Asked for comment on Gabbard’s pro-Russia stances and her amplification of Moscow’s messaging, Trump transition officials sent a copy of the president-elect’s comments when he announced his pick: “I know Tulsi will bring the fearless spirit that has defined her illustrious career to our intelligence community.”

If confirmed, she would have responsibility to oversee the very agency that monitored and called out Russian disinformation and influence efforts throughout the 2024 campaign.

She faces an uphill battle for confirmation in the Senate.

Among members from both parties, her tacit support of Russia’s war aims in Ukraine and her repetition of Kremlin disinformation have raised doubts about whether she should be given oversight of the intelligence agencies, including the responsibility of preparing the highly classified daily intelligence briefings for the returning president.

In choosing her, Trump signaled his deep distrust of those agencies. During his first administration, he publicly rebuked senior intelligence officers when their assessments differed from his own. Gabbard’s iconoclastic views over the years suggest that she shares that distrust, especially when it comes to Russia and the war in Ukraine.

In several public appearances and in social media posts, she has outlined a policy not different from the views of Vice President-elect JD Vance, who has also emerged as a critic of American support for Ukraine.

If confirmed, Gabbard would not be the only voice on intelligence matters. John Ratcliffe, Trump’s final director of national intelligence in his first administration, has been chosen to be CIA director. Gabbard would, however, still be influential in determining what intelligence Trump and other top officials see in the daily intelligence briefing, and would be in a position to highlight intelligence that reinforces Trump’s views.

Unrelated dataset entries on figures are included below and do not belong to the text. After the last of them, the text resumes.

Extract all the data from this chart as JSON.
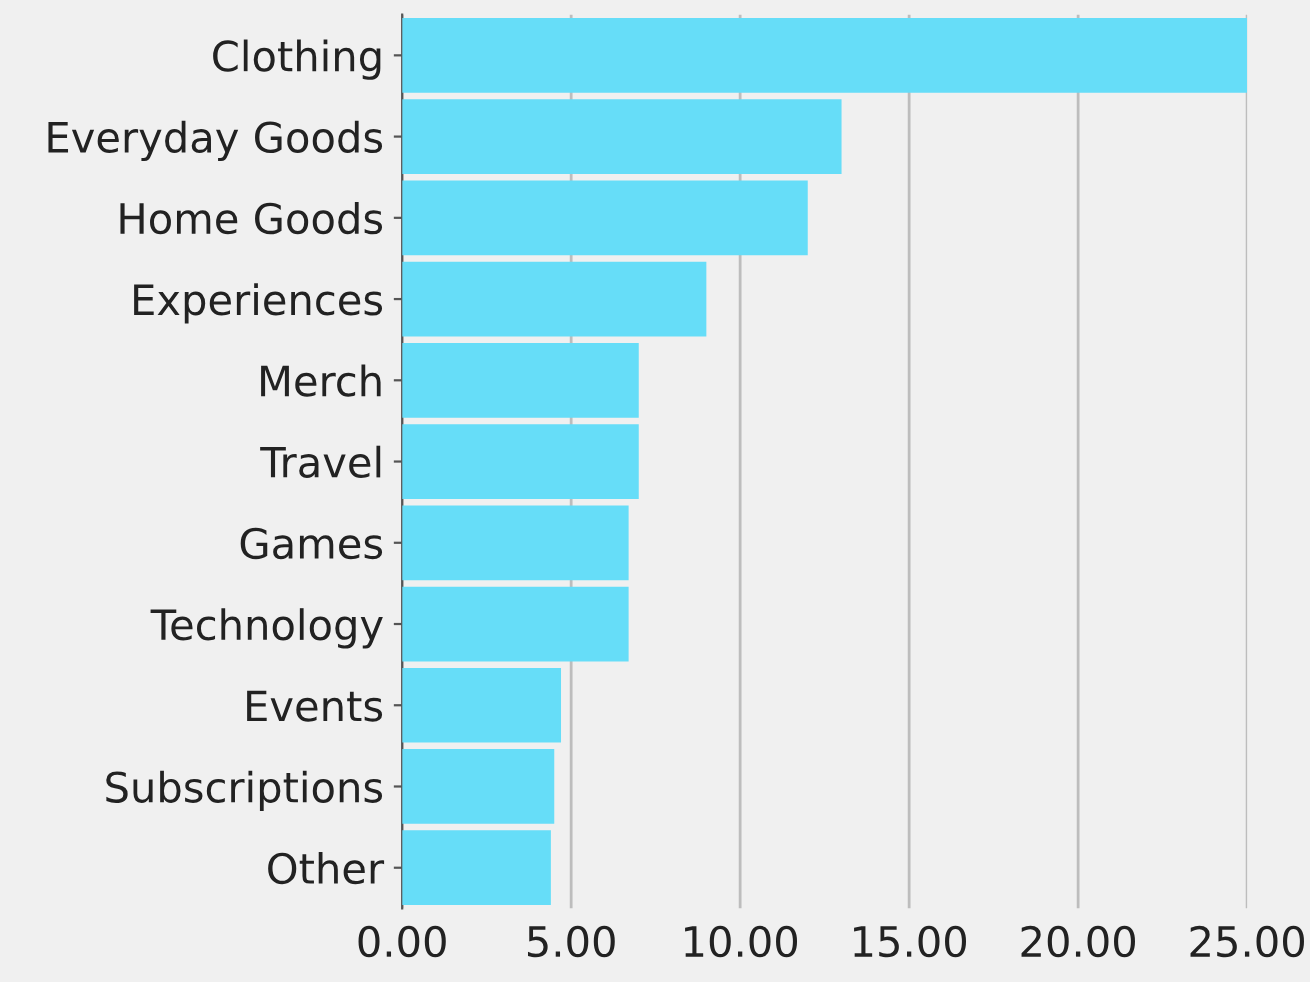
{
  "chart_data": {
    "type": "bar",
    "orientation": "horizontal",
    "categories": [
      "Clothing",
      "Everyday Goods",
      "Home Goods",
      "Experiences",
      "Merch",
      "Travel",
      "Games",
      "Technology",
      "Events",
      "Subscriptions",
      "Other"
    ],
    "values": [
      25.0,
      13.0,
      12.0,
      9.0,
      7.0,
      7.0,
      6.7,
      6.7,
      4.7,
      4.5,
      4.4
    ],
    "color": "#66ddf8",
    "xlim": [
      0,
      25
    ],
    "xticks": [
      {
        "value": 0,
        "label": "0.00"
      },
      {
        "value": 5,
        "label": "5.00"
      },
      {
        "value": 10,
        "label": "10.00"
      },
      {
        "value": 15,
        "label": "15.00"
      },
      {
        "value": 20,
        "label": "20.00"
      },
      {
        "value": 25,
        "label": "25.00"
      }
    ],
    "grid": "x"
  }
}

For Gabbard, the invitation to join Trump’s administration represents a stunning political evolution. Only four years ago, she sought the Democratic presidential nomination, albeit as an anti-establishment candidate, and endorsed President Joe Biden when he won the nod.

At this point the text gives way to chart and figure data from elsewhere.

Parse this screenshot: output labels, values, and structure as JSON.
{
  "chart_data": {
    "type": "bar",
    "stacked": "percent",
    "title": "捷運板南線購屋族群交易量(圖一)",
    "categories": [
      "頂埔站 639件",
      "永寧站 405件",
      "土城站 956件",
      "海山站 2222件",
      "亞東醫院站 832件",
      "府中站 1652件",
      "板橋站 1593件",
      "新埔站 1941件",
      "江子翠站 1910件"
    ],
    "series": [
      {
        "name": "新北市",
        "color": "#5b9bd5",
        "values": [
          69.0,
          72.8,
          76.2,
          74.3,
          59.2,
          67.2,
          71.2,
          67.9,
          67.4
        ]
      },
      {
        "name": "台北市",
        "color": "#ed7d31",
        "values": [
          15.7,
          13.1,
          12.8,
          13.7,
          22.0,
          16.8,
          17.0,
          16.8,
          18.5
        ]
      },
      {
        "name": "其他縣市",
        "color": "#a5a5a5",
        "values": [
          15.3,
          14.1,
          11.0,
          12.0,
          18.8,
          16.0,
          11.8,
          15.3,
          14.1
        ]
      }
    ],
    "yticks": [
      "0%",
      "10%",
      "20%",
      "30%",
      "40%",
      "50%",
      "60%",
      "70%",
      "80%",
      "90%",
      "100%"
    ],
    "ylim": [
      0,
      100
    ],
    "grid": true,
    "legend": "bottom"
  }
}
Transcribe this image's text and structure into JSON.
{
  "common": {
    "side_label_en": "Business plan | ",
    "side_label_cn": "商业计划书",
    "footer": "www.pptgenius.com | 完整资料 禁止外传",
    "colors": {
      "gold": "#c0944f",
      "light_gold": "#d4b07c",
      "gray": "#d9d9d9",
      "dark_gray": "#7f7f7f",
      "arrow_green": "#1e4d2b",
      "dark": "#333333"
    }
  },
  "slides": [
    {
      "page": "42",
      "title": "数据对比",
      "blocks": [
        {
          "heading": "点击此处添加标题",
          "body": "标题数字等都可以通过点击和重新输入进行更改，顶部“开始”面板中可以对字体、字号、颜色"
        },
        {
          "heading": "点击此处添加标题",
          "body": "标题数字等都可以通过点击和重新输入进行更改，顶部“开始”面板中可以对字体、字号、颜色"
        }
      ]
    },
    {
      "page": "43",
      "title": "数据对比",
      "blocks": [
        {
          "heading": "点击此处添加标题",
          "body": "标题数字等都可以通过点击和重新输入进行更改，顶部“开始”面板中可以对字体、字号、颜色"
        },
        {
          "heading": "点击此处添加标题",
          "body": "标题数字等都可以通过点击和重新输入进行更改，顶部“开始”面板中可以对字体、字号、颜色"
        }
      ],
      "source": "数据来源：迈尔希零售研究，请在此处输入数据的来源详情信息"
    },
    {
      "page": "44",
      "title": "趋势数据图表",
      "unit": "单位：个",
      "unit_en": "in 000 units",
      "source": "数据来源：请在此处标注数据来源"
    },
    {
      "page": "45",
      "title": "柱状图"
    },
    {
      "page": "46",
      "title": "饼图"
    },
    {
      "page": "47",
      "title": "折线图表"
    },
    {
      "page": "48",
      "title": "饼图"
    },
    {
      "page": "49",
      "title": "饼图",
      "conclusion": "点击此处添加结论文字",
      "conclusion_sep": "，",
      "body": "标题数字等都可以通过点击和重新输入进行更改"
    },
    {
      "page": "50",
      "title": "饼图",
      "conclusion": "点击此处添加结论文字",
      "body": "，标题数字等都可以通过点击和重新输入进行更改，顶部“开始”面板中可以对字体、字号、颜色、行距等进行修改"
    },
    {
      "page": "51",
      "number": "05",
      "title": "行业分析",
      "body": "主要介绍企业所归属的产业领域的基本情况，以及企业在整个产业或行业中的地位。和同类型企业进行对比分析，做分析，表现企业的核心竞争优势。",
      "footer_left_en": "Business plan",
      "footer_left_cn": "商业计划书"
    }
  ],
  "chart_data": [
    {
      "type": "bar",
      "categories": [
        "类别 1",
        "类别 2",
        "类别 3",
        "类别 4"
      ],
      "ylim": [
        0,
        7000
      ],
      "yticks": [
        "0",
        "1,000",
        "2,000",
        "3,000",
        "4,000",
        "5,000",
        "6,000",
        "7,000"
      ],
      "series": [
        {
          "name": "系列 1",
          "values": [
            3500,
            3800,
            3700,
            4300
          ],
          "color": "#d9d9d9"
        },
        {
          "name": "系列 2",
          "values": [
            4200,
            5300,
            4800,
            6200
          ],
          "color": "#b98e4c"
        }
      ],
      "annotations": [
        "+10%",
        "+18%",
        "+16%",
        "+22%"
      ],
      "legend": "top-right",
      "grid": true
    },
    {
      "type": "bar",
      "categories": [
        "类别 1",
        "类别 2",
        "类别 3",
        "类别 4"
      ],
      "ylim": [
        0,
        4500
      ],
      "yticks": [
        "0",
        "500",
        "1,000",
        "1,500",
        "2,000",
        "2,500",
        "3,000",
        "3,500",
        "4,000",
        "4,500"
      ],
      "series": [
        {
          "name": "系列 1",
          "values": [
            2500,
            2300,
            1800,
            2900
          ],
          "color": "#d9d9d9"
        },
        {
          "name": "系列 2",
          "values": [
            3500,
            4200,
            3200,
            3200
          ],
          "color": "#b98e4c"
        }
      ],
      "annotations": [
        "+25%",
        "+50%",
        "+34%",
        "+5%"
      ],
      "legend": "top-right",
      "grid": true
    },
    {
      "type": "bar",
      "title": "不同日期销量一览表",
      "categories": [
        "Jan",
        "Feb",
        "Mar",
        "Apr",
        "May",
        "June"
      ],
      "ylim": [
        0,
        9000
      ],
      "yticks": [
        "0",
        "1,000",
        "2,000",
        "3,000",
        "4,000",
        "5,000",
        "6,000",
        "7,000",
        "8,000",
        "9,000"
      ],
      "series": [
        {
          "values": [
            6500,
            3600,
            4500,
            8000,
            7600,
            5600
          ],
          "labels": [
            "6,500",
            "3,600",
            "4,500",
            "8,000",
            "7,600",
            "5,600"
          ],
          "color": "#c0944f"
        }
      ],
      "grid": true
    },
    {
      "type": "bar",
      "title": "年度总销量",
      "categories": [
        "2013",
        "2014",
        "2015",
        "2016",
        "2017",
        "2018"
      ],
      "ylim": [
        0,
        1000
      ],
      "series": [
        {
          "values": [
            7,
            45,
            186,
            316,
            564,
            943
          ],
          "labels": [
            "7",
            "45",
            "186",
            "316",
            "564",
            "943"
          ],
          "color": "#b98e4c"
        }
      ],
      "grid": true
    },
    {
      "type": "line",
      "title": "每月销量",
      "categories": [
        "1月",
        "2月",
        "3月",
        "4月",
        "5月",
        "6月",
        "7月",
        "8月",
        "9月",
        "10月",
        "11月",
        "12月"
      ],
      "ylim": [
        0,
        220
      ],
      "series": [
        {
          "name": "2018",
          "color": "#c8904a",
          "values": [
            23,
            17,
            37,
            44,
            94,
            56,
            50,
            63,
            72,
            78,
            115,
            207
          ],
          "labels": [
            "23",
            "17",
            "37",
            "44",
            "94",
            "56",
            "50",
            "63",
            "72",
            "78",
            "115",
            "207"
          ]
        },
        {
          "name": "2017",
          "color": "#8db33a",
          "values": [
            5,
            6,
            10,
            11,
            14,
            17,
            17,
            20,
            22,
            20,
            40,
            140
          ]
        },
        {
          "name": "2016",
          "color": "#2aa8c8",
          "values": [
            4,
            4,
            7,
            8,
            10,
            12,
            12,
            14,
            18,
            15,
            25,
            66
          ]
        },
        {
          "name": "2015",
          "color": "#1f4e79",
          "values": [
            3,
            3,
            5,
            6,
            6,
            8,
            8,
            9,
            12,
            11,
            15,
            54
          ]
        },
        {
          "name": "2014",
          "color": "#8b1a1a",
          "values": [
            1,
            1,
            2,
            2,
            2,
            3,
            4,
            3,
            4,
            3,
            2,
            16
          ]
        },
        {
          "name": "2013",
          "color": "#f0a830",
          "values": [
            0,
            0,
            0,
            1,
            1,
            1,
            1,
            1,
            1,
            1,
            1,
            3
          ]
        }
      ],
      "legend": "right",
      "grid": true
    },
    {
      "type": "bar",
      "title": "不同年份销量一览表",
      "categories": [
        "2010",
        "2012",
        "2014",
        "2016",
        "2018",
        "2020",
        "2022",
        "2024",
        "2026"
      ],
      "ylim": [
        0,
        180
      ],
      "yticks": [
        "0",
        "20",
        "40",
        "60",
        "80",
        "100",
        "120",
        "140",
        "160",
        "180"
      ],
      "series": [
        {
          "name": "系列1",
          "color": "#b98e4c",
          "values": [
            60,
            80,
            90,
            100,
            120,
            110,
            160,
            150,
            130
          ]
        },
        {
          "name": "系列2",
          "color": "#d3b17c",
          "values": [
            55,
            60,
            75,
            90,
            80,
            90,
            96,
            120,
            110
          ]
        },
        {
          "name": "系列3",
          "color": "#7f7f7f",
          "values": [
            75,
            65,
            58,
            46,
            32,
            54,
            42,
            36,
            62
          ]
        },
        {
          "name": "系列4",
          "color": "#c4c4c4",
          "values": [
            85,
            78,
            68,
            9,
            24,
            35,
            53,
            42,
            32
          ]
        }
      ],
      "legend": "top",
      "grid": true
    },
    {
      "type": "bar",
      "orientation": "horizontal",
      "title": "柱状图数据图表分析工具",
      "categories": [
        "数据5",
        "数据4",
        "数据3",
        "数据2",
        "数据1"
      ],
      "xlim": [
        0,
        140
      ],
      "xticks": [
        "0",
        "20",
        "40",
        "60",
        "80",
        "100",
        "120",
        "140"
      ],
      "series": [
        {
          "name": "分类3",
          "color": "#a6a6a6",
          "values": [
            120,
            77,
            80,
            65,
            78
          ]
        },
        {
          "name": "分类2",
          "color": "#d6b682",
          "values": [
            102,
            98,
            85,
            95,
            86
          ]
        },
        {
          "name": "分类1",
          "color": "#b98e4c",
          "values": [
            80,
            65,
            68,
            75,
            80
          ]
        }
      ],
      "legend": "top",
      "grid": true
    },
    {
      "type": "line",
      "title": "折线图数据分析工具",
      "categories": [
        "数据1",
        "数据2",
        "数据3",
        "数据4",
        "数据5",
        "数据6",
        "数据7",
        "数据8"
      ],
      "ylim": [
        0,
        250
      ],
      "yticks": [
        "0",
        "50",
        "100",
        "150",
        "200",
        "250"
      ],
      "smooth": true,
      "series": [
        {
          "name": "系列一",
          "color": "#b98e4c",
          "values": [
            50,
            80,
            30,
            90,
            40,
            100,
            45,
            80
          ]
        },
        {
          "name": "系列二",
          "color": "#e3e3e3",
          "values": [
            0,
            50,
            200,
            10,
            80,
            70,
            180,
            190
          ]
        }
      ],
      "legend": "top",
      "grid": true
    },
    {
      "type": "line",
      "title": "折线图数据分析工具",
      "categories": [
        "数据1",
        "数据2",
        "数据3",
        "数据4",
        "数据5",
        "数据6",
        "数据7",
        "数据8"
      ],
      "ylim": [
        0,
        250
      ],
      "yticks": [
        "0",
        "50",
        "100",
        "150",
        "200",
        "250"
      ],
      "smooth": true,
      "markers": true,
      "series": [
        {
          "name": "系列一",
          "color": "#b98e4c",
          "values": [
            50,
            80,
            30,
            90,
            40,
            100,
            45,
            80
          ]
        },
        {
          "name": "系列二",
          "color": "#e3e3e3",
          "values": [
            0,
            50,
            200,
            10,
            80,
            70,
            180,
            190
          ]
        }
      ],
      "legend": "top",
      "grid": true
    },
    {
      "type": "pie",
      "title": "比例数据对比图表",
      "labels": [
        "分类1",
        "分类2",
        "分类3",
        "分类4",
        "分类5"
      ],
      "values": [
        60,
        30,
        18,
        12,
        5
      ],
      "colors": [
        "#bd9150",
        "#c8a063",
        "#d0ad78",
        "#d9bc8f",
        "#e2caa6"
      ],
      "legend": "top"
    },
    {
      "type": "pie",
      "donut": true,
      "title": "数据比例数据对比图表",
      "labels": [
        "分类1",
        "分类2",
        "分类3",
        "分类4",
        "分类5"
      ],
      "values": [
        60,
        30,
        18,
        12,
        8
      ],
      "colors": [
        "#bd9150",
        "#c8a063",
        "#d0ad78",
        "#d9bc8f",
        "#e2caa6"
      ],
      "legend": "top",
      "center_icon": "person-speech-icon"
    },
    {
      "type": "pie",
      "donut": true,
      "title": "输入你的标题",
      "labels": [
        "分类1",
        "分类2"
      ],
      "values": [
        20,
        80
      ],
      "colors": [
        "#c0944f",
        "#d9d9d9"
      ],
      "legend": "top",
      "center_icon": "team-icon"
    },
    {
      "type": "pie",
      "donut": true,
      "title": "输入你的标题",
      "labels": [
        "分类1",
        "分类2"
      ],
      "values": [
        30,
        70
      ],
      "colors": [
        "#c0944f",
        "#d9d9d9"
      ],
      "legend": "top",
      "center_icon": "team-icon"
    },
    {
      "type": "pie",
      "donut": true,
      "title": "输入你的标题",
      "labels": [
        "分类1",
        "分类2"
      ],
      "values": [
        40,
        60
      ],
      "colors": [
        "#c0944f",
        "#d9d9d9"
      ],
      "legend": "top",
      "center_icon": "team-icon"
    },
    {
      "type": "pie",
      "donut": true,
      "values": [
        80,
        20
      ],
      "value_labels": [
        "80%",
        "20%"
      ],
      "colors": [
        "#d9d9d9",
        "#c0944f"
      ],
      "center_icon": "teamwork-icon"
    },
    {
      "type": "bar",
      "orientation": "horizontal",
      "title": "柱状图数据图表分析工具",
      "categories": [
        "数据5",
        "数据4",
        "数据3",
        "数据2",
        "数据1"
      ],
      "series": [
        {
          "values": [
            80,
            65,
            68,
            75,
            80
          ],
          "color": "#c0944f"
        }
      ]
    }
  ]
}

Since then, however, she has broken with the Democratic Party and drifted toward a conspiratorial view of the world and American power in it.

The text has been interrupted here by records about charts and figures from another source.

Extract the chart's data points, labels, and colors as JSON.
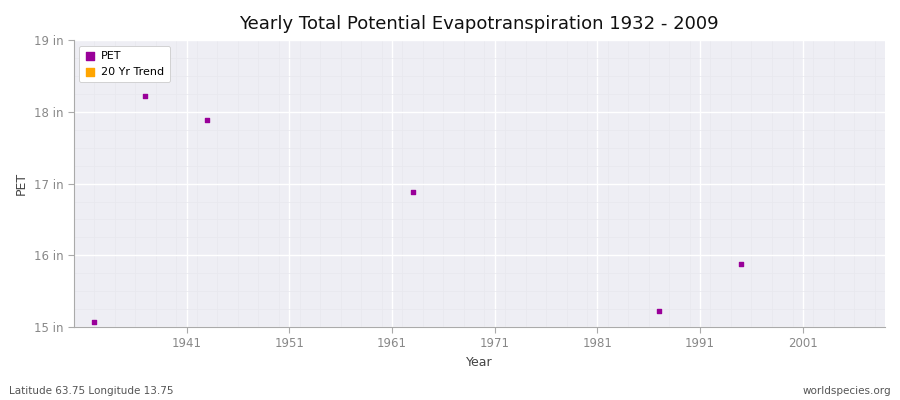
{
  "title": "Yearly Total Potential Evapotranspiration 1932 - 2009",
  "xlabel": "Year",
  "ylabel": "PET",
  "subtitle_left": "Latitude 63.75 Longitude 13.75",
  "subtitle_right": "worldspecies.org",
  "pet_data": [
    [
      1932,
      15.07
    ],
    [
      1937,
      18.22
    ],
    [
      1943,
      17.88
    ],
    [
      1963,
      16.88
    ],
    [
      1987,
      15.22
    ],
    [
      1995,
      15.88
    ]
  ],
  "pet_color": "#990099",
  "trend_color": "#FFA500",
  "marker": "s",
  "marker_size": 3,
  "xlim": [
    1930,
    2009
  ],
  "ylim": [
    15,
    19
  ],
  "ytick_labels": [
    "15 in",
    "16 in",
    "17 in",
    "18 in",
    "19 in"
  ],
  "ytick_values": [
    15,
    16,
    17,
    18,
    19
  ],
  "xtick_values": [
    1941,
    1951,
    1961,
    1971,
    1981,
    1991,
    2001
  ],
  "xtick_labels": [
    "1941",
    "1951",
    "1961",
    "1971",
    "1981",
    "1991",
    "2001"
  ],
  "plot_bg_color": "#eeeef4",
  "outer_bg_color": "#ffffff",
  "grid_major_color": "#ffffff",
  "grid_minor_color": "#e8e8ee",
  "spine_color": "#aaaaaa",
  "tick_color": "#888888",
  "legend_labels": [
    "PET",
    "20 Yr Trend"
  ],
  "legend_pet_color": "#990099",
  "legend_trend_color": "#FFA500"
}
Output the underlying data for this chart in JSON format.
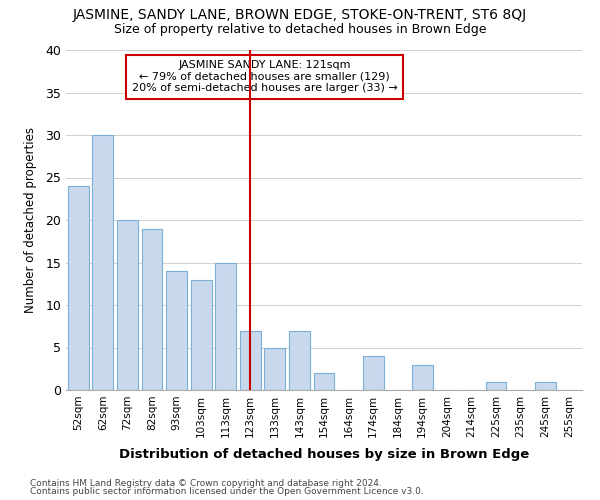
{
  "title": "JASMINE, SANDY LANE, BROWN EDGE, STOKE-ON-TRENT, ST6 8QJ",
  "subtitle": "Size of property relative to detached houses in Brown Edge",
  "xlabel": "Distribution of detached houses by size in Brown Edge",
  "ylabel": "Number of detached properties",
  "footnote1": "Contains HM Land Registry data © Crown copyright and database right 2024.",
  "footnote2": "Contains public sector information licensed under the Open Government Licence v3.0.",
  "categories": [
    "52sqm",
    "62sqm",
    "72sqm",
    "82sqm",
    "93sqm",
    "103sqm",
    "113sqm",
    "123sqm",
    "133sqm",
    "143sqm",
    "154sqm",
    "164sqm",
    "174sqm",
    "184sqm",
    "194sqm",
    "204sqm",
    "214sqm",
    "225sqm",
    "235sqm",
    "245sqm",
    "255sqm"
  ],
  "values": [
    24,
    30,
    20,
    19,
    14,
    13,
    15,
    7,
    5,
    7,
    2,
    0,
    4,
    0,
    3,
    0,
    0,
    1,
    0,
    1,
    0
  ],
  "bar_facecolor": "#c9d9ed",
  "bar_edgecolor": "#7bafd4",
  "property_line_label": "JASMINE SANDY LANE: 121sqm",
  "annotation_line1": "← 79% of detached houses are smaller (129)",
  "annotation_line2": "20% of semi-detached houses are larger (33) →",
  "annotation_box_color": "#ffffff",
  "annotation_border_color": "#cc0000",
  "vline_color": "#cc0000",
  "vline_position": 7,
  "ylim": [
    0,
    40
  ],
  "yticks": [
    0,
    5,
    10,
    15,
    20,
    25,
    30,
    35,
    40
  ],
  "background_color": "#ffffff",
  "grid_color": "#d0d0d0"
}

“This war and suffering could have easily been avoided if Biden Admin/NATO had simply acknowledged Russia’s legitimate security concerns regarding Ukraine’s becoming a member of NATO, which would mean US/NATO forces right on Russia’s border,” she wrote on Twitter, now known as X, when the war began in February 2022.

Her willingness to criticize the Biden administration has made her, like other prominent critics of the government, a favorite source of anti-American content on Russia’s state television networks.

Vladimir Solovyov, a popular talk show host, called her “our girlfriend” in a segment in 2022. The program included an interview Gabbard did with Tucker Carlson in which she claimed that Biden’s goal was to end Putin’s control of the Russian government, according to Julia Davis, the creator of the Russian Media Monitor, which tracks Kremlin propaganda.

In fact, Gabbard honed her pro-Russia views on Carlson’s show on Fox News before his program was canceled. She became a regular guest and occasionally filled in as host when Carlson was away.

Clips from her appearances on Carlson’s show that repeated Kremlin talking points were quickly picked up by Russian state media.

In some cases, she echoed story lines that Russia’s propagandists created, which the Russians then recycled on their own media as evidence that the conspiracy theories they had manufactured were true. For the Kremlin, it was a virtuous cycle.

The frequency of her citations on Russian state television prompted sharp criticism and attention inside the U.S. government. Hillary Clinton, the former first lady, secretary of state and Democratic presidential nominee in 2016, once called her a “Russian asset.”

By this year, Gabbard’s politics converged with Trump’s. In October, she joined the Republican Party and hit the campaign trail on his behalf, extolling him as a peacemaker.

“A vote for Donald Trump is a vote for a man who wants to end wars, not start them,” she said at Trump’s rally at Madison Square Garden shortly before Election Day, “and who has demonstrated already that he has the courage and strength to stand up and fight for peace.”